Winnipeg church seeks court injunction on health ordinance banning religious services while driving

A fight for the right to assemble for worship services during government-imposed pandemic restrictions will be held in a Winnipeg court on Thursday.

Springs Church, which has been fined a total of $ 20,000 for holding four separate drive-through services, is asking for a temporary suspension of the province’s current public health order, which requires the premises to worship are closed to the public.

The order, which is due to expire on December 11, comes with a series of strict conditions, including a ban on the sale of non-essential items in stores and a ban on visitors to private homes.

The health ordinance allows religious leaders to organize and broadcast services live, but does not allow drive-thru services.

“I don’t understand what the problem is,” said Amanda Sheriff, who has attended drive-in services in Springs for the past three months. “You are safe in your car, you do not meet any other [person]. You are just in your car and you pray, you love. ”

The church sheriff usually stops offering in-person meetings and switches to virtual services. But she says in-person worship is a crucial part of her faith, so she began driving services to Springs.

She said she was furious when she saw Winnipeg police first show up outside the church last weekend. In addition to the fines imposed on the church, one practitioner was fined.

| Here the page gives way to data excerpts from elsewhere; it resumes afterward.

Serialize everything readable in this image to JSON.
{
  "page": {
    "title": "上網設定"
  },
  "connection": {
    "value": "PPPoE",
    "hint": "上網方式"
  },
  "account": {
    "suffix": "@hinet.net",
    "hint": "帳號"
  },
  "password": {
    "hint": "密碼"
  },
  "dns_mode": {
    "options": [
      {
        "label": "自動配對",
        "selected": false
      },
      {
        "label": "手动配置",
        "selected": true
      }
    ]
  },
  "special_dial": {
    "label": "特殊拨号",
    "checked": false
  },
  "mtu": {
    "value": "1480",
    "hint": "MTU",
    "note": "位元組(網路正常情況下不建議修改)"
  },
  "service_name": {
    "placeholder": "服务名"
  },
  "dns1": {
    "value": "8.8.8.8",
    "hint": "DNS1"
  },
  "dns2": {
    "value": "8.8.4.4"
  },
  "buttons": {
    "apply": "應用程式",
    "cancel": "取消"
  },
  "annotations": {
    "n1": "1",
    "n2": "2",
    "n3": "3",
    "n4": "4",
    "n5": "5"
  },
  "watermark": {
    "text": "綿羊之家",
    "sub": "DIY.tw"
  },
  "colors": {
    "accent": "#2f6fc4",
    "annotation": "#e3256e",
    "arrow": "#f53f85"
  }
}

Police and provincial law enforcement officers pulled up across the road as hundreds took part in the drive-thru worship service at Springs Church last Saturday night. (Walther Bernal / CBC)

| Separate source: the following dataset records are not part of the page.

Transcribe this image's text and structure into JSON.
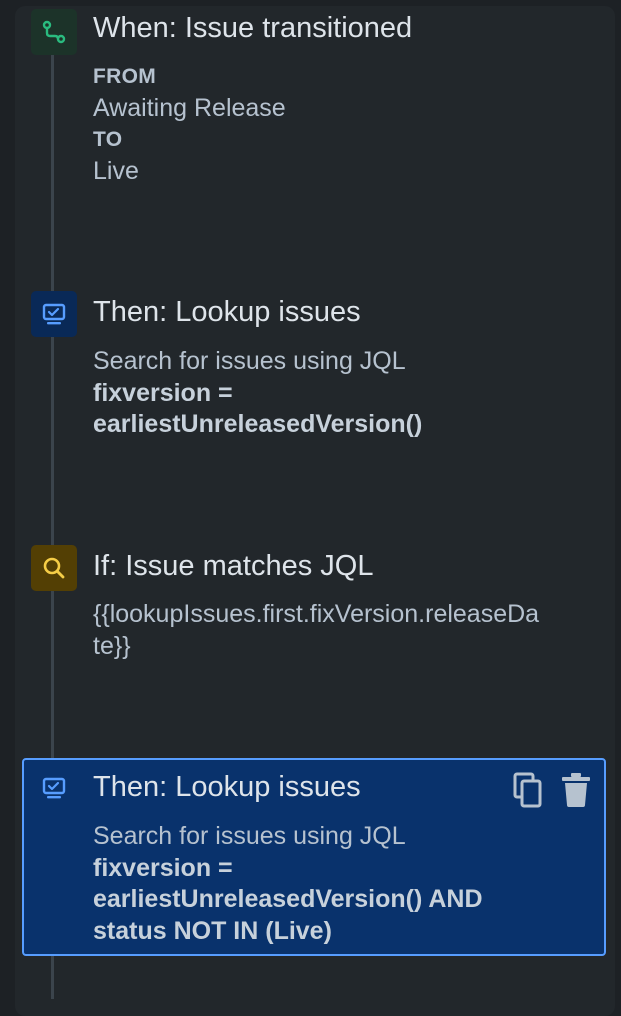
{
  "steps": [
    {
      "icon": "branch-icon",
      "title": "When: Issue transitioned",
      "from_label": "FROM",
      "from_value": "Awaiting Release",
      "to_label": "TO",
      "to_value": "Live"
    },
    {
      "icon": "monitor-icon",
      "title": "Then: Lookup issues",
      "description": "Search for issues using JQL",
      "jql_line1": "fixversion =",
      "jql_line2": "earliestUnreleasedVersion()"
    },
    {
      "icon": "search-icon",
      "title": "If: Issue matches JQL",
      "jql_line1": "{{lookupIssues.first.fixVersion.releaseDa",
      "jql_line2": "te}}"
    },
    {
      "icon": "monitor-icon",
      "title": "Then: Lookup issues",
      "description": "Search for issues using JQL",
      "jql_line1": "fixversion =",
      "jql_line2": "earliestUnreleasedVersion() AND",
      "jql_line3": "status NOT IN (Live)",
      "selected": true
    }
  ],
  "actions": {
    "copy_icon": "copy-icon",
    "delete_icon": "trash-icon"
  },
  "colors": {
    "trigger_icon_bg": "#1c3329",
    "trigger_icon": "#2abb7f",
    "action_icon_bg": "#092957",
    "action_icon": "#579dff",
    "condition_icon_bg": "#533f04",
    "condition_icon": "#f5cd47",
    "selected_bg": "#09326c",
    "selected_border": "#579dff"
  }
}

“It’s just outrageous, in my opinion,” she said.

“Right now you can go to Costco. I’ve been to Costco, Walmart – those lines are ridiculous, let alone when you’re in the store you’re one of those people who don’t really socialize. ”

Springs is not the only church to have been fined under the latest health ordinances.

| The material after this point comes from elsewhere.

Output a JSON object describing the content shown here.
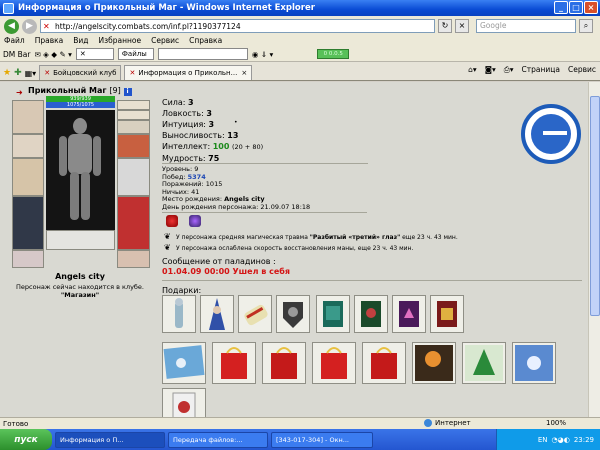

The Church of God in Sarto, Manitoba, near the town of Steinbach, was fined $ 5,000 and six people were given individual bills of $ 1,296 after the church attempted to organize a big drive-thru last Sunday. They were blocked by RCMP officers, which drove over 100 cars along the highway trying to enter the church parking lot.

More challenges on the way

Springs Church declined a CBC interview request on Wednesday, but posted a video on Facebook. In it, Pastor Leon Fontaine pointed out that under current provincial regulations, people are still allowed in person inside liquor and cannabis stores.

“We have to ask ourselves why the government has deemed it unsafe for Manitobans to drive to their place of worship with their windows rolled up during the entire service,” Fontaine said in the post.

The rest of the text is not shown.